For Emily Ragsdale, the Virginia Tech shootings are hard to talk about.
The 2010 VT graduate was in her dorm when the tragedy happened 10 years ago. Ragsdale, then a freshman majoring in public and urban affairs, had just left her 8 a.m. class, near where the shootings occurred.
“It was a terrible tragedy and it was really hard on everyone,” said Ragsdale, facilities and services planner with Danville Parks and Recreation.
Seung-Hui Cho killed 32 students and faculty members on the Virginia Tech campus in Blacksburg before taking his own life on April 16, 2007. He was a senior, majoring in English.
The horrific event brought the entire Hokie Nation together, Ragsdale said.
Local officials and Virginia Tech alumni and fans gathered at the JTI Fountain Monday morning for a public remembrance service for the victims of the shootings. About 50 to 60 people attended the event – most dressed in the school’s colors of burnt orange and Chicago maroon.
Pat Daniel, who graduated in 1979, organized the ceremony after Virginia Tech President Timothy Sands asked that victims be commemorated.
“I took the challenge on because we need to be serious about this,” Daniel said, adding she wanted to honor those who died. “The Danville Hokie Nation has come together in order to commemorate this loss.”
Daniel pointed out the school’s motto, Ut Prosim, meaning “that I may serve,” and said she hopes to have commemorations in the future.
Del. Danny Marshall, R-Danville, spoke during the ceremony, reading part of poet Nikki Giovanni’s “We are Virginia Tech” convocation address from April 17, 2007, and urging everyone to keep those affected by the tragedy in their prayers.
Danville Mayor John Gilstrap said he remembered where he was when it happened.
“I was in the foyer of the Institute for Advanced Learning and Research,” Gilstrap said during his speech. “‘What did they just say?’ I did not believe my ears. How could this happen, period, much less at the university that the institute had such a close relationship?”
The incident didn’t occur at a campus in a city in another part of the country, he pointed out.
“This tragedy took place in our own backyard – on the grounds of the Hokie Nation campus,” he said.
The lives taken that day were those of students and faculty who – as Pat Daniel said – “were at the top of their game,” Gilstrap said.
“They personified great promise and great accomplishment,” Gilstrap said.
Chatham businessman Ben Davenport Jr., a 1964 VT graduate, recalled that he was serving on the university’s Board of Visitors when the shootings happened. He received a call from his wife telling him about the incident.
“I got in my car and drove to Blacksburg,” Davenport said.

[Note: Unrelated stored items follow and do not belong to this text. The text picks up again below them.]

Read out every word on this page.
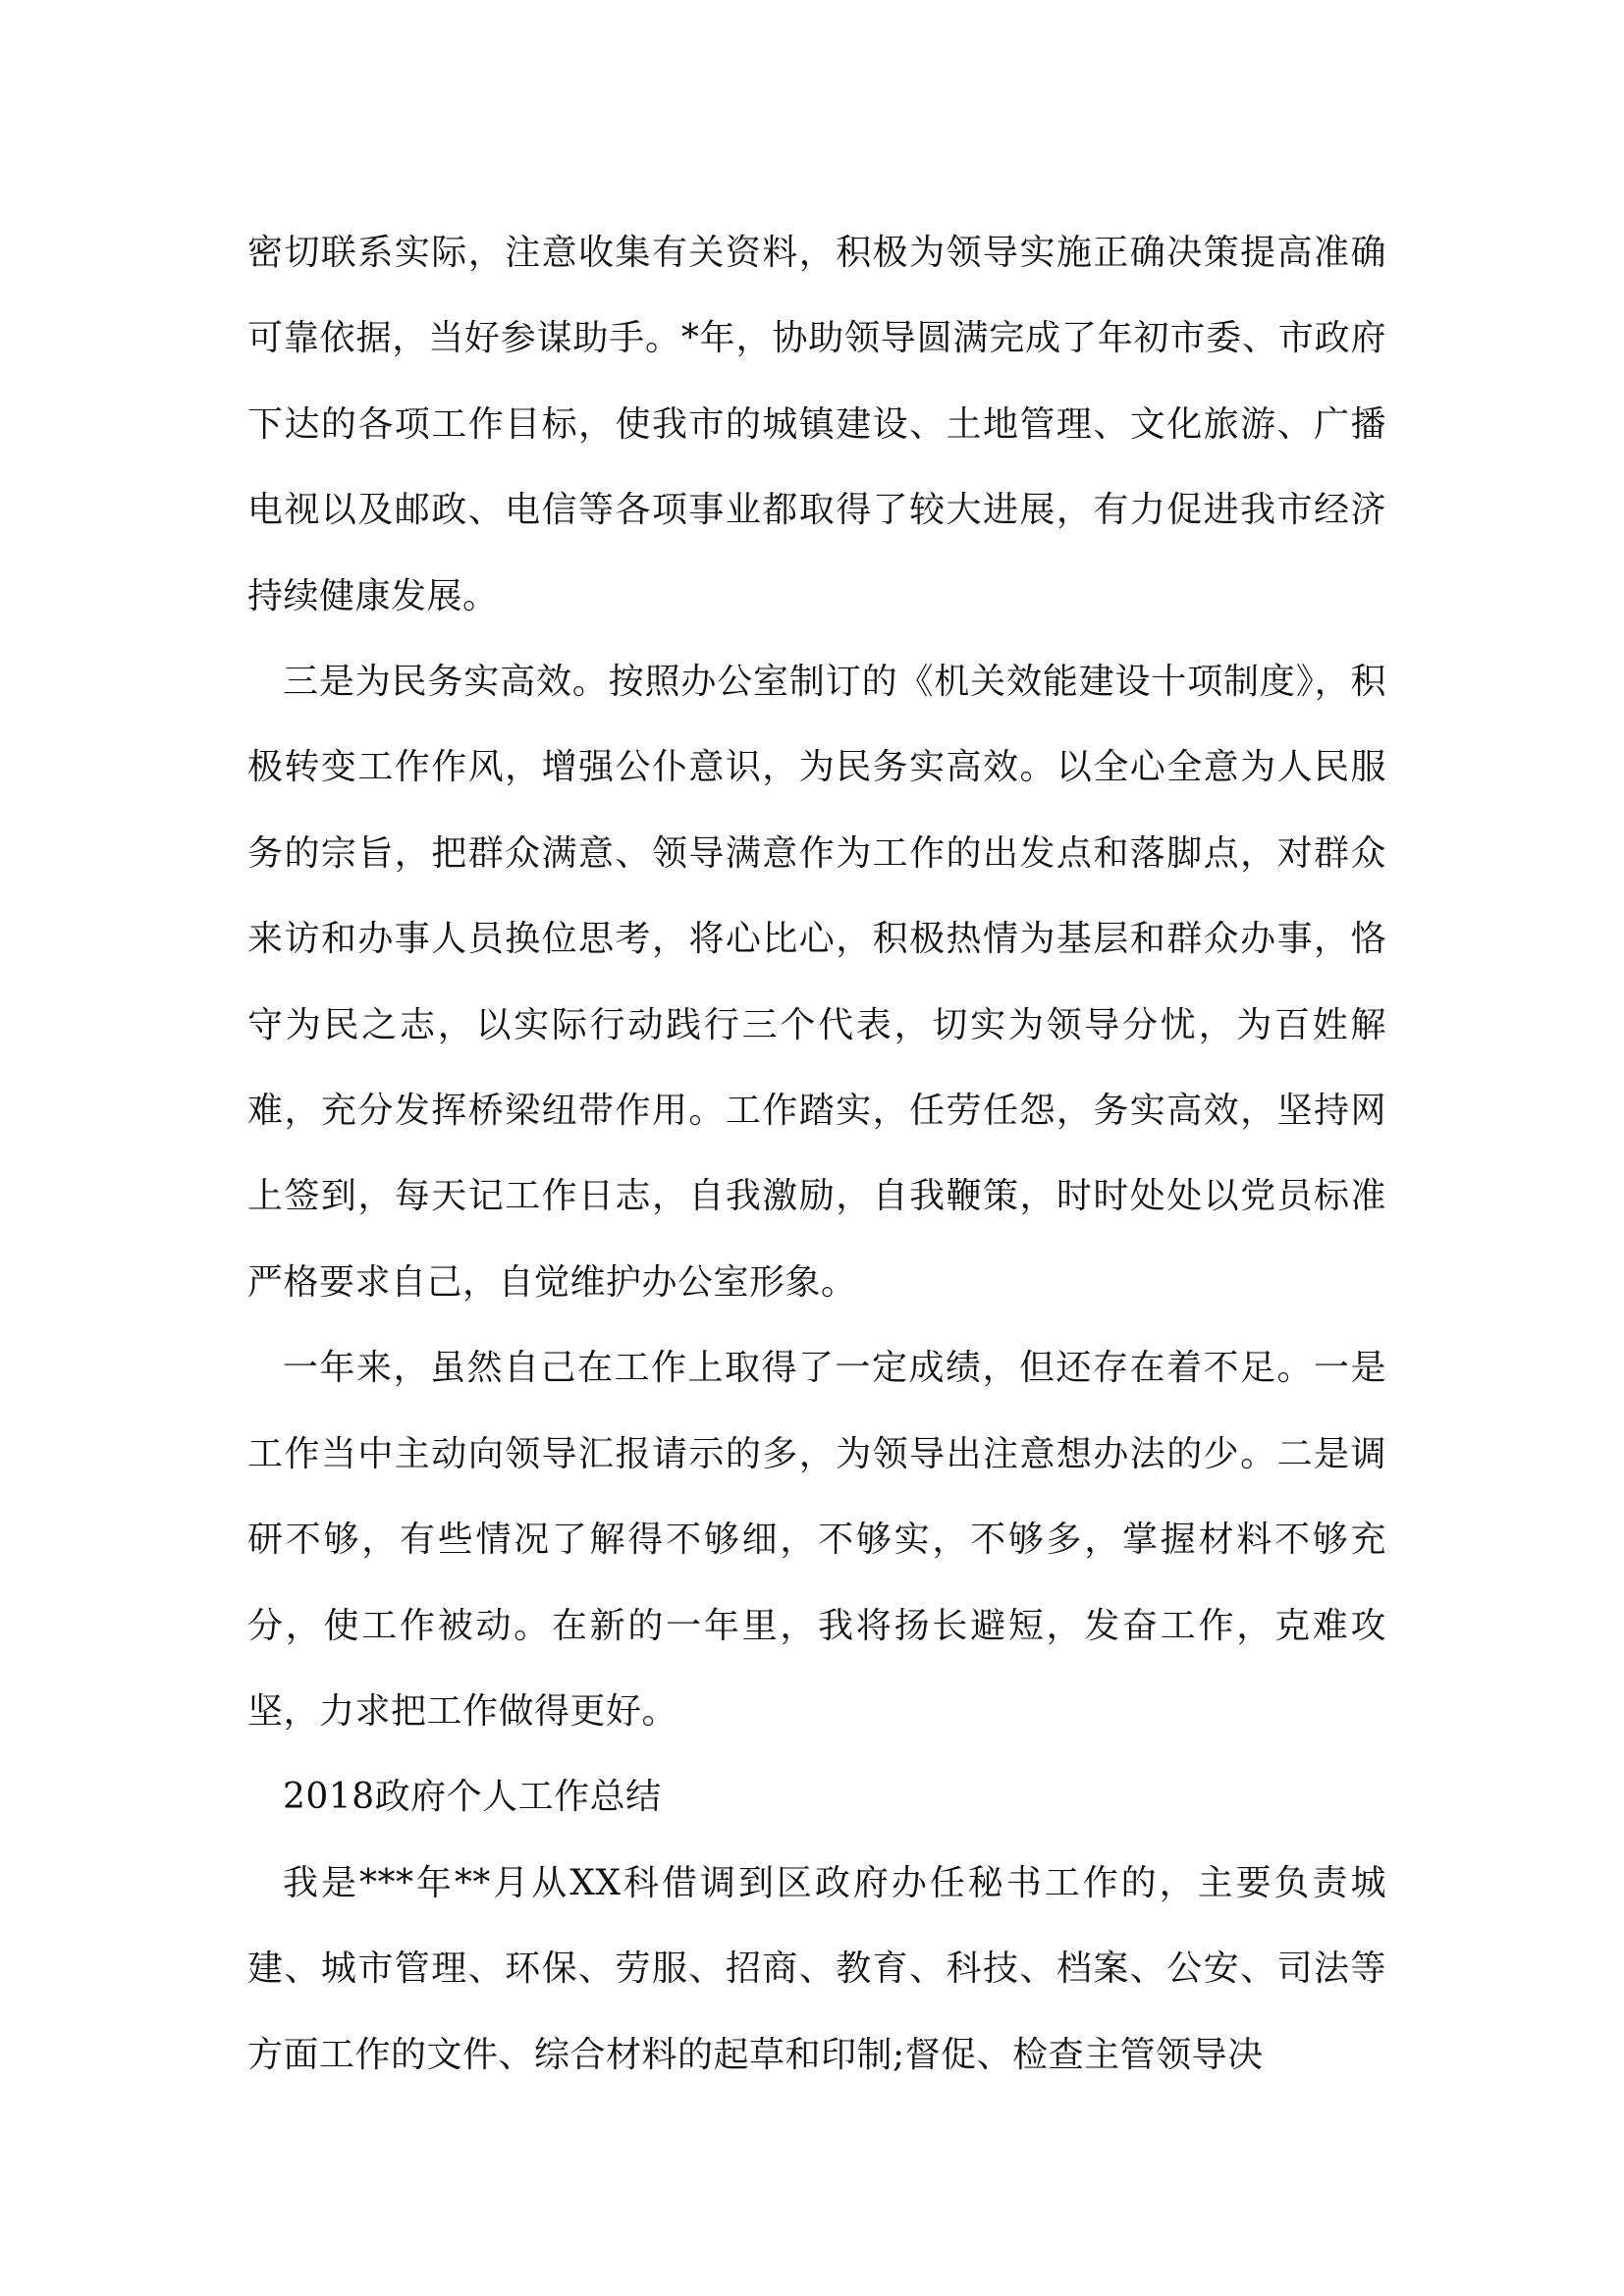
密切联系实际，注意收集有关资料，积极为领导实施正确决策提高准确可靠依据，当好参谋助手。*年，协助领导圆满完成了年初市委、市政府下达的各项工作目标，使我市的城镇建设、土地管理、文化旅游、广播电视以及邮政、电信等各项事业都取得了较大进展，有力促进我市经济持续健康发展。

三是为民务实高效。按照办公室制订的《机关效能建设十项制度》，积极转变工作作风，增强公仆意识，为民务实高效。以全心全意为人民服务的宗旨，把群众满意、领导满意作为工作的出发点和落脚点，对群众来访和办事人员换位思考，将心比心，积极热情为基层和群众办事，恪守为民之志，以实际行动践行三个代表，切实为领导分忧，为百姓解难，充分发挥桥梁纽带作用。工作踏实，任劳任怨，务实高效，坚持网上签到，每天记工作日志，自我激励，自我鞭策，时时处处以党员标准严格要求自己，自觉维护办公室形象。

一年来，虽然自己在工作上取得了一定成绩，但还存在着不足。一是工作当中主动向领导汇报请示的多，为领导出注意想办法的少。二是调研不够，有些情况了解得不够细，不够实，不够多，掌握材料不够充分，使工作被动。在新的一年里，我将扬长避短，发奋工作，克难攻坚，力求把工作做得更好。

2018政府个人工作总结

我是***年**月从XX科借调到区政府办任秘书工作的，主要负责城建、城市管理、环保、劳服、招商、教育、科技、档案、公安、司法等方面工作的文件、综合材料的起草和印制;督促、检查主管领导决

The victims were a cross-section of our nation and the world, Davenport said, before reading Giovanni’s convocation address from 10 years ago. “We will prevail, we will prevail, we will prevail. We are Virginia Tech.”
Kenny Lewis, who played football for Virginia Tech and the New York Jets, gave the prayer during the ceremony. His son was attending VT at the time and was in a building next to where shootings took place, Lewis said. His son had no idea what was going on, he said.

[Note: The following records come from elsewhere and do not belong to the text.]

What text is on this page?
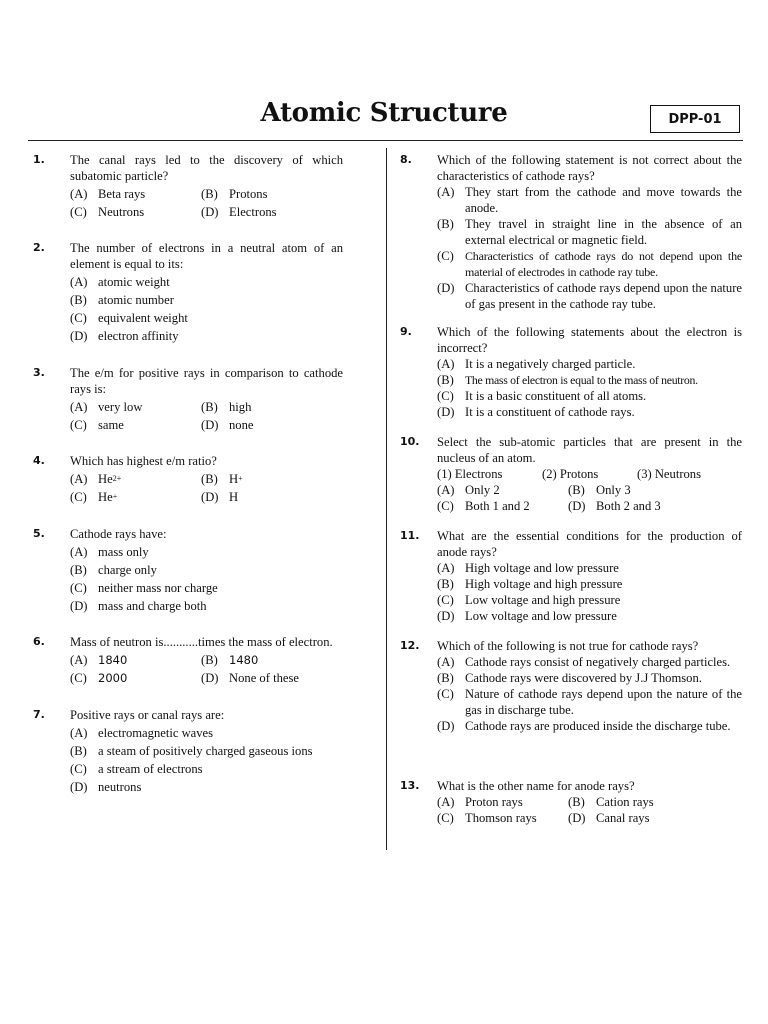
Atomic Structure	DPP-01
1. The canal rays led to the discovery of which subatomic particle?
(A) Beta rays	(B) Protons
(C) Neutrons	(D) Electrons
2. The number of electrons in a neutral atom of an element is equal to its:
(A) atomic weight
(B) atomic number
(C) equivalent weight
(D) electron affinity
3. The e/m for positive rays in comparison to cathode rays is:
(A) very low	(B) high
(C) same	(D) none
4. Which has highest e/m ratio?
(A) He 2+	(B) H +
(C) He +	(D) H
5. Cathode rays have:
(A) mass only
(B) charge only
(C) neither mass nor charge
(D) mass and charge both
6. Mass of neutron is...........times the mass of electron.
(A) 1840	(B) 1480
(C) 2000	(D) None of these
7. Positive rays or canal rays are:
(A) electromagnetic waves
(B) a steam of positively charged gaseous ions
(C) a stream of electrons
(D) neutrons
8. Which of the following statement is not correct about the characteristics of cathode rays?
(A) They start from the cathode and move towards the anode.
(B) They travel in straight line in the absence of an external electrical or magnetic field.
(C) Characteristics of cathode rays do not depend upon the material of electrodes in cathode ray tube.
(D) Characteristics of cathode rays depend upon the nature of gas present in the cathode ray tube.
9. Which of the following statements about the electron is incorrect?
(A) It is a negatively charged particle.
(B) The mass of electron is equal to the mass of neutron.
(C) It is a basic constituent of all atoms.
(D) It is a constituent of cathode rays.
10. Select the sub-atomic particles that are present in the nucleus of an atom.
(1) Electrons	(2) Protons	(3) Neutrons
(A) Only 2	(B) Only 3
(C) Both 1 and 2	(D) Both 2 and 3
11. What are the essential conditions for the production of anode rays?
(A) High voltage and low pressure
(B) High voltage and high pressure
(C) Low voltage and high pressure
(D) Low voltage and low pressure
12. Which of the following is not true for cathode rays?
(A) Cathode rays consist of negatively charged particles.
(B) Cathode rays were discovered by J.J Thomson.
(C) Nature of cathode rays depend upon the nature of the gas in discharge tube.
(D) Cathode rays are produced inside the discharge tube.
13. What is the other name for anode rays?
(A) Proton rays	(B) Cation rays
(C) Thomson rays (D) Canal rays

Virginia Tech alumni Chuck Vipperman and Fred Shanks read the names of the 32 victims — all “wonderful souls,” Vipperman said. He encouraged attendees to go online and learn about them.
The event included the ringing of a small brass bell 32 times and a balloon release.
Shanks, a city councilman and a 1982 Virginia Tech graduate, told the Danville Register & Bee after the event he had studied hydraulic engineering under one of the professors killed in the shootings – G.V. Loganathan, a civil and environmental engineering professor.
“He was a young and energetic professor when I was in school,” Shanks said, adding he was stunned when he heard about the shootings and Loganathan’s death.
The tragedy was especially emotional for Shanks, who grew up visiting Blacksburg because his father was from there.
“It [the shootings] was one of those moments like 9/11 where everybody knows where they were and what they were doing,” Shanks said.
Crane reports for the Danville Register & Bee.